Dai barconi a “barboni”: la vergogna dei 500 profughi alla Stazione Tiburtina

11 Giu 2015 16:31 - di Guido Liberati

Dormono sui cartoni, per terra. Sdraiati su quell’asfalto che diventa incandescente di giorno. Non hanno acqua né cibo, non hanno bagni. Ce n’è solo uno, a pagamento. L’ombra poi è poca, perché pochi sono gli alberi. E allora si sta stretti, tutti vicini, in 500 che di sera diventano 300, ad aspettare che le cose cambino. Sono gli immigrati accampati nei pressi della Stazione Tiburtina, a Roma: alcuni immigrati provengono dai barconi che approdano nel Sud Italia, soprattutto etiopi ed eritrei, scampati alla fame e alle guerre, altri vengono dai centri di accoglienza che hanno poi deciso di abbandonare, altri ancora sono gli sgomberati di alcuni campi abusivi della capitale. Attendono un pullman che li porti via, verso una nuova vita: in Germania, Austria, o comunque nel Nord Europa, fanno capire. Ma molti non hanno i documenti, e le cose per loro si complicano. Oltre al fatto che Berlino ha sospeso temporaneamente il trattato di Schengen fino al 15 giugno per il G7. E allora stanno fermi lì, a Largo Mazzoni, via Pietro l’Eremita e via Cupa, dove c’è un centro di accoglienza. «Queste persone – spiegano dalla Croce Rossa – presentano malattie dermatologiche, hanno ustioni provocate dalla nafta dei barconi o ferite da arma da fuoco non curate. Qui proseguiamo anche le terapie iniziate dopo gli sbarchi. Abbiamo circa 60 pazienti al giorno».

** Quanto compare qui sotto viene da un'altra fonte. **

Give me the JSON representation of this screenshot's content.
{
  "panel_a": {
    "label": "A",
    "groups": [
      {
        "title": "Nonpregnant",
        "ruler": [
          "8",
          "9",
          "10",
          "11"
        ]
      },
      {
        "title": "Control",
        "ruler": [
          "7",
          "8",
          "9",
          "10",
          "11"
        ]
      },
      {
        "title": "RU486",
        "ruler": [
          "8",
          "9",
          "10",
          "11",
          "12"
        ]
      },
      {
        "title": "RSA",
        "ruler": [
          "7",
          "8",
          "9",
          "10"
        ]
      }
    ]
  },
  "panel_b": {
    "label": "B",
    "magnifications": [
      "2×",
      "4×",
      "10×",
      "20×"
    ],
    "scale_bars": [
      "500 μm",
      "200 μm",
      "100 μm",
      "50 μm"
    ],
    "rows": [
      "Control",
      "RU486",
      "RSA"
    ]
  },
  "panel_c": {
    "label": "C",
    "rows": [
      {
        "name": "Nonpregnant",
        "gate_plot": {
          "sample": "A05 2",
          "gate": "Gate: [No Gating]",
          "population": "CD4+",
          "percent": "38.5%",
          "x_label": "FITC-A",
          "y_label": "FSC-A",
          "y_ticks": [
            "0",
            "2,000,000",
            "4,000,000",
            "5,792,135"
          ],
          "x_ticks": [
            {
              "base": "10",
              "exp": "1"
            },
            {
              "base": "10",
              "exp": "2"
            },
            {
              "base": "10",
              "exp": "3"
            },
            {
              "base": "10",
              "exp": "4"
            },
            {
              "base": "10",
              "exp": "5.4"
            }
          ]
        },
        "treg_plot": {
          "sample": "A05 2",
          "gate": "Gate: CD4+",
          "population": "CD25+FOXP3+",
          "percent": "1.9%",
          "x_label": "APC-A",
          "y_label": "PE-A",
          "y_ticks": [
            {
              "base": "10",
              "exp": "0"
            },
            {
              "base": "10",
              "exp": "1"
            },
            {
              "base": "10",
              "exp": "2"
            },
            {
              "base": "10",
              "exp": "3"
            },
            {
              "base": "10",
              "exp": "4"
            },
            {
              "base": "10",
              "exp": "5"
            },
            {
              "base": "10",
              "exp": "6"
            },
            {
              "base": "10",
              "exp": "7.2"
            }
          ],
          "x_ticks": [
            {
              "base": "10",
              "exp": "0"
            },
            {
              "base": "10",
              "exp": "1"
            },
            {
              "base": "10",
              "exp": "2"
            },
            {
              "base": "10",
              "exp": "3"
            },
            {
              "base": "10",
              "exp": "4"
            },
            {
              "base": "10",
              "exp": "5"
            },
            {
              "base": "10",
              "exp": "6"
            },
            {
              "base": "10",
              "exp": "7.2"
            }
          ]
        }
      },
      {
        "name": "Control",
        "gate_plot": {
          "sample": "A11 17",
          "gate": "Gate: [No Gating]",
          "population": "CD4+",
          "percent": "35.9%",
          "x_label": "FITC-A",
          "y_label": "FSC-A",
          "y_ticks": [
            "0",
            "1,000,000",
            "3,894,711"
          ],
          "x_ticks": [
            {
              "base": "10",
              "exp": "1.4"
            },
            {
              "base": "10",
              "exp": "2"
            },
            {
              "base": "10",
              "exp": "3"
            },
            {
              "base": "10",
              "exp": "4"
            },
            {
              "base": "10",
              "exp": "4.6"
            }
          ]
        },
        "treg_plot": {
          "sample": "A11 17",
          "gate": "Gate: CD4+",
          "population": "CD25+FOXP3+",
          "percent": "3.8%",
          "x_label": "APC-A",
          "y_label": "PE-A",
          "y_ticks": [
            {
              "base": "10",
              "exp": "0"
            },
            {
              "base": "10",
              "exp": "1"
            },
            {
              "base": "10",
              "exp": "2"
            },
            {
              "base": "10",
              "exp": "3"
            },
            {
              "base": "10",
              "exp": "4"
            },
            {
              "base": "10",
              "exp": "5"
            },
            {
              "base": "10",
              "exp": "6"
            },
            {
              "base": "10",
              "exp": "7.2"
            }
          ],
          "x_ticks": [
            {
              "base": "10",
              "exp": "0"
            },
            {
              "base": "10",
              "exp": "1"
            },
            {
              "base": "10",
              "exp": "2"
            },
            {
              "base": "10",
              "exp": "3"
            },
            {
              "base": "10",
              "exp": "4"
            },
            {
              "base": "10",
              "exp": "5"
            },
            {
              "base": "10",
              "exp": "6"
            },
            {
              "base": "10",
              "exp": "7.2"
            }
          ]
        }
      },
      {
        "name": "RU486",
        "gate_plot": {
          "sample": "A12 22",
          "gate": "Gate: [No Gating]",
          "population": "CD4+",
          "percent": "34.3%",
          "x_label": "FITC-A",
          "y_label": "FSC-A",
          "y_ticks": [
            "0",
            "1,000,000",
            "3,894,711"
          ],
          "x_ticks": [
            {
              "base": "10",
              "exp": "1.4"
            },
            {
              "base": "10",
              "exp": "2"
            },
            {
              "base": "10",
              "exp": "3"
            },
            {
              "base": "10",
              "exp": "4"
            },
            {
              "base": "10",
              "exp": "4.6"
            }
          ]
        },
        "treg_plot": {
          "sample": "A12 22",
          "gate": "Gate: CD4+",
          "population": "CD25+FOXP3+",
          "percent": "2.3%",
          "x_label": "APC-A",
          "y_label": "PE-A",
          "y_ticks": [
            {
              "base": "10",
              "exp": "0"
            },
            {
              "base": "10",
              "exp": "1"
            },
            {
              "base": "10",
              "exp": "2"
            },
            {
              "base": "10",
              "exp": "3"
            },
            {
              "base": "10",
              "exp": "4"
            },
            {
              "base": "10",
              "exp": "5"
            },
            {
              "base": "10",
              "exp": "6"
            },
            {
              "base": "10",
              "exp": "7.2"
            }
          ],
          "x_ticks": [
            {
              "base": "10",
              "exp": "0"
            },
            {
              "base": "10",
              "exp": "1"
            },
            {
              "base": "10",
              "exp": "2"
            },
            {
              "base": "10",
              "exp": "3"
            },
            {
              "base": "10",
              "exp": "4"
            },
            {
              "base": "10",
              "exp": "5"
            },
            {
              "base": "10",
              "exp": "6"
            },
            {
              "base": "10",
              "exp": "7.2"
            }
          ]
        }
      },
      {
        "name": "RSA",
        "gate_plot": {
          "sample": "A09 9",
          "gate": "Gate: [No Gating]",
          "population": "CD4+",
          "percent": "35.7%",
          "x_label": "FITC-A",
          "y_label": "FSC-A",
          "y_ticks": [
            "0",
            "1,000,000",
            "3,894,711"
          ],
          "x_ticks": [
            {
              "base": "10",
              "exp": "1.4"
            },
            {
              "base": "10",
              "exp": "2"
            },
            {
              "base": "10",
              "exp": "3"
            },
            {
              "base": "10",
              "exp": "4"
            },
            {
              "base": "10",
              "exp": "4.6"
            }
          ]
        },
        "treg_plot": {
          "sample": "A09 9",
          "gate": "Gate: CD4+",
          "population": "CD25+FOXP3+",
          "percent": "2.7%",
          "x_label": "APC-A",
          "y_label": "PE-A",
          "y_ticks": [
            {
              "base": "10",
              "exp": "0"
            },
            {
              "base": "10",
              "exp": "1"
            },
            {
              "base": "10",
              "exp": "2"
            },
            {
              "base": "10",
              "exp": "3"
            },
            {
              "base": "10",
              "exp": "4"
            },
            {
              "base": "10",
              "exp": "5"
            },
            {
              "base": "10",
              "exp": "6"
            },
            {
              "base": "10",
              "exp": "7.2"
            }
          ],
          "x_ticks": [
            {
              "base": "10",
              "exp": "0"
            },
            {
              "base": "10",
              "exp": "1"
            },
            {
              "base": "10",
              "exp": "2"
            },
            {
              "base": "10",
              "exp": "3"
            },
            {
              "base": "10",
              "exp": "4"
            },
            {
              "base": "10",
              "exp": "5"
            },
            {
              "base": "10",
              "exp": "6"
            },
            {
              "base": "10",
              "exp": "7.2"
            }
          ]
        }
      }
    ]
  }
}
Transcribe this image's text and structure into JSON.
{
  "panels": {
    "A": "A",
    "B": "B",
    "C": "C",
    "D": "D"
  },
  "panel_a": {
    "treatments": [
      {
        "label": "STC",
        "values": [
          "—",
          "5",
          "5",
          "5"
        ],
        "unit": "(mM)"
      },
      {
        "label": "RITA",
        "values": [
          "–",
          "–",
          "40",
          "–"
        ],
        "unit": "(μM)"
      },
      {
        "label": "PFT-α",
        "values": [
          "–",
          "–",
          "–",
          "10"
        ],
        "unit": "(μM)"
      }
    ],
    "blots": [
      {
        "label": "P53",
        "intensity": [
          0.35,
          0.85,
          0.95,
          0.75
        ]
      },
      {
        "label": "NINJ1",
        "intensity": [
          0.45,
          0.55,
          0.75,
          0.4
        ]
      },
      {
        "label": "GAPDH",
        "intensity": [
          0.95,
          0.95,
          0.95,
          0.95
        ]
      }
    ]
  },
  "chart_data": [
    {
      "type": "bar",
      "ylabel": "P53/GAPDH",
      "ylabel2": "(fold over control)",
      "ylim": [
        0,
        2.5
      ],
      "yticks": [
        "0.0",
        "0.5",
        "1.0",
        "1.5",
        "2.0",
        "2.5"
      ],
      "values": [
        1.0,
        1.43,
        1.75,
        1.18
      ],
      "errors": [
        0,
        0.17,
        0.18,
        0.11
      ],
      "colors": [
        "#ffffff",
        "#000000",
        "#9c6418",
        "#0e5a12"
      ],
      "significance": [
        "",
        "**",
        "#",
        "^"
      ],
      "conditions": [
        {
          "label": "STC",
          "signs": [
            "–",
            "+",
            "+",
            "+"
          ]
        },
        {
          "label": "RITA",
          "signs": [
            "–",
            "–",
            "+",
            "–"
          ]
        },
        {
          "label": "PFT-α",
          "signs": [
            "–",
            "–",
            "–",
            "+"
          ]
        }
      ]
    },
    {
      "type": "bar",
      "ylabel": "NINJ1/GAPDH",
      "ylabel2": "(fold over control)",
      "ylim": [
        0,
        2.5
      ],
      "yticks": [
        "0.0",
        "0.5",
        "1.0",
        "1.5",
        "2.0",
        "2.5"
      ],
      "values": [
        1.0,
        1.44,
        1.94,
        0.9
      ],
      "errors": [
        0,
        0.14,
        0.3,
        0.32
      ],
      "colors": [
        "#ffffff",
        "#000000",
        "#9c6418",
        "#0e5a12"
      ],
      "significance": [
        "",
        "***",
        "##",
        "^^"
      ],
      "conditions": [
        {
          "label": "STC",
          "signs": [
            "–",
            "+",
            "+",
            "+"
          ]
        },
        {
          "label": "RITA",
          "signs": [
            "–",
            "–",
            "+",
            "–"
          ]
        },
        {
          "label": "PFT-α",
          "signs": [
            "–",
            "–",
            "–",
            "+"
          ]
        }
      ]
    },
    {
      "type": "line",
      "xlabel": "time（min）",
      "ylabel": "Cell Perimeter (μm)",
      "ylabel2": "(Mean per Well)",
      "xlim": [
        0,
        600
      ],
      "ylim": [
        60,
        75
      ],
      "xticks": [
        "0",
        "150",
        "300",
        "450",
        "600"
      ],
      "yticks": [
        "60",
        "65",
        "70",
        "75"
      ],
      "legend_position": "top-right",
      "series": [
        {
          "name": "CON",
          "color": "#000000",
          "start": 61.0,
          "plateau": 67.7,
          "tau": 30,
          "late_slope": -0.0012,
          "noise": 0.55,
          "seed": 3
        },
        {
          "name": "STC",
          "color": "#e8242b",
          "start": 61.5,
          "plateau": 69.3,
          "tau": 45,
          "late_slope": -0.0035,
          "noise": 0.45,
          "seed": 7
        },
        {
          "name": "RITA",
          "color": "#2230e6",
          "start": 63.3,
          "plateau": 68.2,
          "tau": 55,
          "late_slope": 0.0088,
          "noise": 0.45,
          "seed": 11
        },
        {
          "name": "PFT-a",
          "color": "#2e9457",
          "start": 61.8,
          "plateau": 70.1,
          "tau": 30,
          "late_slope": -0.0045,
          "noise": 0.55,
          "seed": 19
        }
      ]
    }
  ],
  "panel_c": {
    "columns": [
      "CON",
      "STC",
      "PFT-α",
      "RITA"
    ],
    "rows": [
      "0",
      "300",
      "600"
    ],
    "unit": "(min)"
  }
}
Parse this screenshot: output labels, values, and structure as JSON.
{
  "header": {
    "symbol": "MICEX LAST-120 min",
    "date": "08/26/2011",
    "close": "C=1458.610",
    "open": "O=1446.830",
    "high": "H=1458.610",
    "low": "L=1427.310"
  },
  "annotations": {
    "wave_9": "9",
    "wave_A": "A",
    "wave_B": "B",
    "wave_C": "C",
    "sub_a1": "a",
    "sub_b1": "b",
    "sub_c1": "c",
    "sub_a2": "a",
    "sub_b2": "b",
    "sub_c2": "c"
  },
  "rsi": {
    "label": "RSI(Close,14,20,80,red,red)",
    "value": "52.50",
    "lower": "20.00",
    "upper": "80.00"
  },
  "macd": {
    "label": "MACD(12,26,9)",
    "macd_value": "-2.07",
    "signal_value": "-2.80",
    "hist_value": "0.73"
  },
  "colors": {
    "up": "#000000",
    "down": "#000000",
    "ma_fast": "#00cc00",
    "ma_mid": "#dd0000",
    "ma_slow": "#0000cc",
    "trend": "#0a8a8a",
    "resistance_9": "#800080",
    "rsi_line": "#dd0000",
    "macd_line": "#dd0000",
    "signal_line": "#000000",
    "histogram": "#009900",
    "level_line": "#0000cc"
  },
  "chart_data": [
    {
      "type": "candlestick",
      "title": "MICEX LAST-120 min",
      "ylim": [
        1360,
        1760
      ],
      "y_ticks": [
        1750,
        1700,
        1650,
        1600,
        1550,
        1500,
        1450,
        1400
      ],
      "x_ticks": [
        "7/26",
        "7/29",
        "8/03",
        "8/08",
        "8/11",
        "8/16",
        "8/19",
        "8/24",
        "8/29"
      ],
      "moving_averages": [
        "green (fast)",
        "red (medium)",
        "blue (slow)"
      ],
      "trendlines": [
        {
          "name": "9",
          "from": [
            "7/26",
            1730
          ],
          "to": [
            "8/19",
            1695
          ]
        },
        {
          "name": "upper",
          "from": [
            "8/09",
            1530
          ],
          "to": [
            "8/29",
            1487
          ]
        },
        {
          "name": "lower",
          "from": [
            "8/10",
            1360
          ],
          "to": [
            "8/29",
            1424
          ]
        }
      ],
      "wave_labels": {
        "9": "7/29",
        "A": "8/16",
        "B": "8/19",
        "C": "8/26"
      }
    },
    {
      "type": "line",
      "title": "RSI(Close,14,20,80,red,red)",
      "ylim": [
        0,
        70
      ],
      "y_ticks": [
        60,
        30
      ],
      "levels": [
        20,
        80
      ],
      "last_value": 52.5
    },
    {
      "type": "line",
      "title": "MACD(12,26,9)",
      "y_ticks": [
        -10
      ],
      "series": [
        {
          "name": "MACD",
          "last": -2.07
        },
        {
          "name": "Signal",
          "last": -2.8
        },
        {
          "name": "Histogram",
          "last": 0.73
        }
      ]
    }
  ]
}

Stazione Tiburtina: ecco le colpe di Marino

«In base all’accesso agli atti, chiesto da Fratelli d’Italia – denuncia Fabio Rampelli – abbiamo scoperto che il sindaco Ignazio Marino, al contrario di ciò che afferma, ha svolto soltanto un per cento di gare pubbliche su 221 milioni di spesa sociale. E mentre le risorse per i servizi ai disabili sono diminuite del 30 per cento, quelle per i servizi agli immigrati sono aumentate del 600 per cento. Il ministro Angelino Alfano ha autorizzato la deroga per l’arrivo di 3000 immigrati a Roma, rispetto ai 250 stabiliti dal suo stesso dicastero. E quella deroga andava in perfetta coincidenza con le richieste fatte dal principale imputato di Mafia Capitale: Luca Odevaine. Grazie a lui, e al ministro Alfano, le periferie di Roma sono state letteralmente invase da immigrati aumentando le tensioni sociali in aree già fortemente a rischio, come Tor Sapienza. Questa curiosa coincidenza – conclude il capogruppo alla Camera di Fratelli d’Italia – dimostra una responsabilità politica oggettiva del ministro Alfano e del sindaco Marino. L’unica strada d’uscita al commissariamento della Capitale d’Italia per mafia sono le dimissioni immediate».